Brother Umphred smilingly shook his head. "First you must believe truly and become catechumens. And further, King Casmir would be rageful; he would take vengeance on us all!"
Aillas picked up a stout length of driftwood. "Priest, this cudgel supersedes King Casmir. Marry us now, or I will break your head."
Suldrun took his arm. "No, Aillas! We will marry in the manner of the folk, and he shall witness; then there shall be no talk of who is a Christian and who is not."
Brother Umphred again demurred. "I cannot be a party to your pagan rite."
"You must," said Aillas.
The two stood by the table and chanted the peasant litany of wedlock:
"Witness, all, how we two take the vows of marriage! By this morsel, which together we eat."
The two divided a crust of bread and ate together.

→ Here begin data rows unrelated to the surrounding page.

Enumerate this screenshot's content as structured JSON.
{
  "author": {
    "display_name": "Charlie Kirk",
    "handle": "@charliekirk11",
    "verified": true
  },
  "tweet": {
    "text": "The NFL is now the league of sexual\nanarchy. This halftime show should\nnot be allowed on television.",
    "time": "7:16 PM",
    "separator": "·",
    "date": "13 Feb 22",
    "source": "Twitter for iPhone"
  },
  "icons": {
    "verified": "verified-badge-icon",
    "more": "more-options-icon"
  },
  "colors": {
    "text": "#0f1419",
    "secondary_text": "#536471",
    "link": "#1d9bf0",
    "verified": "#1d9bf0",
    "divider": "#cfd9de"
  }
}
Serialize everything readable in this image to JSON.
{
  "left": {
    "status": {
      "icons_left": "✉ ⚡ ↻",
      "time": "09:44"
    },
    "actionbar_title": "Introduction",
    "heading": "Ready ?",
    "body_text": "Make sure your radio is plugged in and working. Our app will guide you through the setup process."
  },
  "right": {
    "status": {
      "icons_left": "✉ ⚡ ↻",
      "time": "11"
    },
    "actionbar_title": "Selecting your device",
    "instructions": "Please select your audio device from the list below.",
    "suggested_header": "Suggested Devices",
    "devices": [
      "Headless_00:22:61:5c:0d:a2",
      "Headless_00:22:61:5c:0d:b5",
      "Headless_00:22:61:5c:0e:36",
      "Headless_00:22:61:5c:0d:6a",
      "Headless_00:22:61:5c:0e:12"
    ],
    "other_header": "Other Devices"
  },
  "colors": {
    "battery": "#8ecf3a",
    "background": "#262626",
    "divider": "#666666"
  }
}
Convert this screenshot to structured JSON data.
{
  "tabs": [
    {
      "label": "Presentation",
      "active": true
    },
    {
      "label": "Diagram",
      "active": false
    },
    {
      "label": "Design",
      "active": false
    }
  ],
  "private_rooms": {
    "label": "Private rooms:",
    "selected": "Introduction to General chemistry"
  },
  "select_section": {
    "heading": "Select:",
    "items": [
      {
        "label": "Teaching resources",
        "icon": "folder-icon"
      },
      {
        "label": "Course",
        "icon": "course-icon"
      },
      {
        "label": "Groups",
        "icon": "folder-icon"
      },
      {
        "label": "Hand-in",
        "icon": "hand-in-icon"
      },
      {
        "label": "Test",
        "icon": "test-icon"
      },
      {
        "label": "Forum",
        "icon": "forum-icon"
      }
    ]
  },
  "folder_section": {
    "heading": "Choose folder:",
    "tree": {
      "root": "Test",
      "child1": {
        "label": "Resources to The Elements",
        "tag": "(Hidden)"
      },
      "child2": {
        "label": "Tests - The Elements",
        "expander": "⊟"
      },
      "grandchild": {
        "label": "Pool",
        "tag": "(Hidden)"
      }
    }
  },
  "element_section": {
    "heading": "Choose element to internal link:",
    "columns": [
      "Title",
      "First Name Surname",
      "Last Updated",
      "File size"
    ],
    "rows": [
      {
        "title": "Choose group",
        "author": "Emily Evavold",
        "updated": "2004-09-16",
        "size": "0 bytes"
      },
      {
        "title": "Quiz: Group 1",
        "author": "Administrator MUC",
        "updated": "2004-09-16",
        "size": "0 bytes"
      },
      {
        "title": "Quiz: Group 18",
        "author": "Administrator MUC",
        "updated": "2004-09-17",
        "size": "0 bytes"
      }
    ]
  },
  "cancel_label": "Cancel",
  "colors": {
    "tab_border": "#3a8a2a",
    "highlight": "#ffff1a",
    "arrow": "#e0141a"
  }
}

"By this water, which together we drink."
The two drank water from the same cup.
"By this fire, which warms us both."
The two passed their hands through the flame of the candle.
"By the blood which we mingle."
With a thin bodkin Aillas pricked Suldrun's finger, then his own, and joined the droplets of blood.
"By the love which binds our hearts together."
The two kissed, smiled.
"So we engage in solemn wedlock, and now declare ourselves man and wife, in accordance with the laws of man and the benevolent grace of Nature."
Aillas took up pen, ink and a sheet of parchment. "Write, priest! Tonight on this date I have witnessed the marriage of Suldrun and Aillas,' and sign your name."
With shaking hands Brother Umphred pushed away the pen. "I fear the wrath of King Casmir!"
"Priest, fear me more!"
In anguish Brother Umphred wrote as he was instructed. "Now let me go my way!"